There is a general perception that the police in Malaysia is not only unprofessional but is also racially biased.
Recent incidents involving police action in enforcing the law when faced with so-called illegal public demonstrations seem to suggest that such a perception is not completely unjustified.
While I am sure, a majority in the police force want nothing but to be seen as law enforcers and they are good. But they have to accept the reality of this negative perception.
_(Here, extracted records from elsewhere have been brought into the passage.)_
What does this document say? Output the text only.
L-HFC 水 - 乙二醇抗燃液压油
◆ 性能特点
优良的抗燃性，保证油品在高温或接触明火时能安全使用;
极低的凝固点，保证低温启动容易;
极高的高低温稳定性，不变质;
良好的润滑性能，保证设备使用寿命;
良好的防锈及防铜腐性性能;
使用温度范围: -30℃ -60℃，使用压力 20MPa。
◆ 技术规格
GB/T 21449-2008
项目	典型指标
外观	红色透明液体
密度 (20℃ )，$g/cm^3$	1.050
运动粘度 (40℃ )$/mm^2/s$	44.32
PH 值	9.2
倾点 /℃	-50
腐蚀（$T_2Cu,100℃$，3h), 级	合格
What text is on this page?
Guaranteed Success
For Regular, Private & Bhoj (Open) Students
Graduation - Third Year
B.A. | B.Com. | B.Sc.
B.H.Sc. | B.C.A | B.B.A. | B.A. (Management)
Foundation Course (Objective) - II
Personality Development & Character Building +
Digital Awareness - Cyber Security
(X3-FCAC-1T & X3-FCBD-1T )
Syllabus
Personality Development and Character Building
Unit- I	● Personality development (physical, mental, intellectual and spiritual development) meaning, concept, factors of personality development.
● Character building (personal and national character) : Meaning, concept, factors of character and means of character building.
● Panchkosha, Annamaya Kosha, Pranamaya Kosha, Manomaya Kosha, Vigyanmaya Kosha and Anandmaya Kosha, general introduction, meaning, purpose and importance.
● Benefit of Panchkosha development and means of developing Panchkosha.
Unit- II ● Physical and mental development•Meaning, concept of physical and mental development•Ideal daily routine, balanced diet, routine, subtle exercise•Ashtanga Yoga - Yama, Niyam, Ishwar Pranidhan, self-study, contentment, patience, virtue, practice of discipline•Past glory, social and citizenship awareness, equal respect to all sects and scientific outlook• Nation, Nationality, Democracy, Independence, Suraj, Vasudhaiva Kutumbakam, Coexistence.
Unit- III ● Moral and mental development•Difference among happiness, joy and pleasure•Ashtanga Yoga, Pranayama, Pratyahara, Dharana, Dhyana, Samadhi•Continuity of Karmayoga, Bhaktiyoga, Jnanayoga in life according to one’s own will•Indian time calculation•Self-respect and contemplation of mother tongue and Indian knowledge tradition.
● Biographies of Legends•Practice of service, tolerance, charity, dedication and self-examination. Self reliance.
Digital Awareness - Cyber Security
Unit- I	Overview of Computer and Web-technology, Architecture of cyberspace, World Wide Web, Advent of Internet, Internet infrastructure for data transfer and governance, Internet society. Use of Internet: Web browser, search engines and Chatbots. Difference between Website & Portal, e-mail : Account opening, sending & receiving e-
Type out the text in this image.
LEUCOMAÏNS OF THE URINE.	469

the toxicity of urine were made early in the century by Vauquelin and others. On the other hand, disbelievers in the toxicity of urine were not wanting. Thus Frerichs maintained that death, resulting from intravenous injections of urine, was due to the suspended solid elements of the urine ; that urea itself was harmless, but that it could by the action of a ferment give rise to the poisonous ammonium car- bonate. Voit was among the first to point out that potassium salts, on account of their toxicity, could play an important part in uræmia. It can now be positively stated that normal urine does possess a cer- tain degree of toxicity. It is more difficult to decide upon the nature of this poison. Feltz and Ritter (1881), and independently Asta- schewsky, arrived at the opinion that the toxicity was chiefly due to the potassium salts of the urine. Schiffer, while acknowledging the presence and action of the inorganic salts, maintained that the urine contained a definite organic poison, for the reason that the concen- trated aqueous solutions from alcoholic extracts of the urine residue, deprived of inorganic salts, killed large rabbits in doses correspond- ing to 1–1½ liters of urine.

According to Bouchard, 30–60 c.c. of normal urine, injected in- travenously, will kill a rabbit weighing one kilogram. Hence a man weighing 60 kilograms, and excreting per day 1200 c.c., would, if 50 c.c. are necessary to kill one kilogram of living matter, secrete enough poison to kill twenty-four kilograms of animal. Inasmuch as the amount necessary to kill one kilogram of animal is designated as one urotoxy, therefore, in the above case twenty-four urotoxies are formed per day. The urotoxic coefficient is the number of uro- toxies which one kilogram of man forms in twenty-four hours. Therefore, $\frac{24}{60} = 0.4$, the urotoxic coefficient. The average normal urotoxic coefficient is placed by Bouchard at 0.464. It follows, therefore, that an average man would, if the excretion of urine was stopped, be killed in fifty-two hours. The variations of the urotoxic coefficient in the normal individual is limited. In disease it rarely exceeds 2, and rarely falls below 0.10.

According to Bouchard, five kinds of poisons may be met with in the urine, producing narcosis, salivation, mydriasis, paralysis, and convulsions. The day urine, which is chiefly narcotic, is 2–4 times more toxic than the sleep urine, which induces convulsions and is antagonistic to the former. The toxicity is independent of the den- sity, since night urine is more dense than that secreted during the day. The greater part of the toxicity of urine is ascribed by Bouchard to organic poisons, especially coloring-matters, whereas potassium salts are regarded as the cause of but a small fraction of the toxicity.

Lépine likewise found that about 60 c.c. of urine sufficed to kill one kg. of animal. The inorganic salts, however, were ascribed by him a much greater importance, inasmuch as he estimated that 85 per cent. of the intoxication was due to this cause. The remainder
The police must not only be fair but they must be seen to be fair.They must ensure they have a better relationship with the public to reduce mistrust and mutual suspicions.They have to ensure all guidelines and procedures are followed when enforcing the law.
And they must enforce the law fairly. They must treat everyone fairly.As such the onus is on the police to repair the mistrust and suspicions which the public have of them.
If it is just a case of a few complaints here and there against the police then we can easily dismiss them.But there is a clear public perception which is negative. Surveys have shown that a majority of the public feel the police are unprofessional and that they are corrupt.
Now there is even a perception that they are racially biased.
This must be addressed. The public must have confidence in the police in order for the force to tackle major issues like preventing crime.
Some senior officers have shown before that they can engage in proper dialogue with the public.They have successfully implemented Community Oriented Policing (Rakan COP) in some areas.In my home state Johor, the police have actively engaged the public in fighting crime.
But all of these efforts will come to nought if the public has no confidence in the police and consider it unprofessional. Perhaps MCA ministers should bring up this issue in Cabinet. The Cabinet can then deliberate on measures to restore confidence in the police.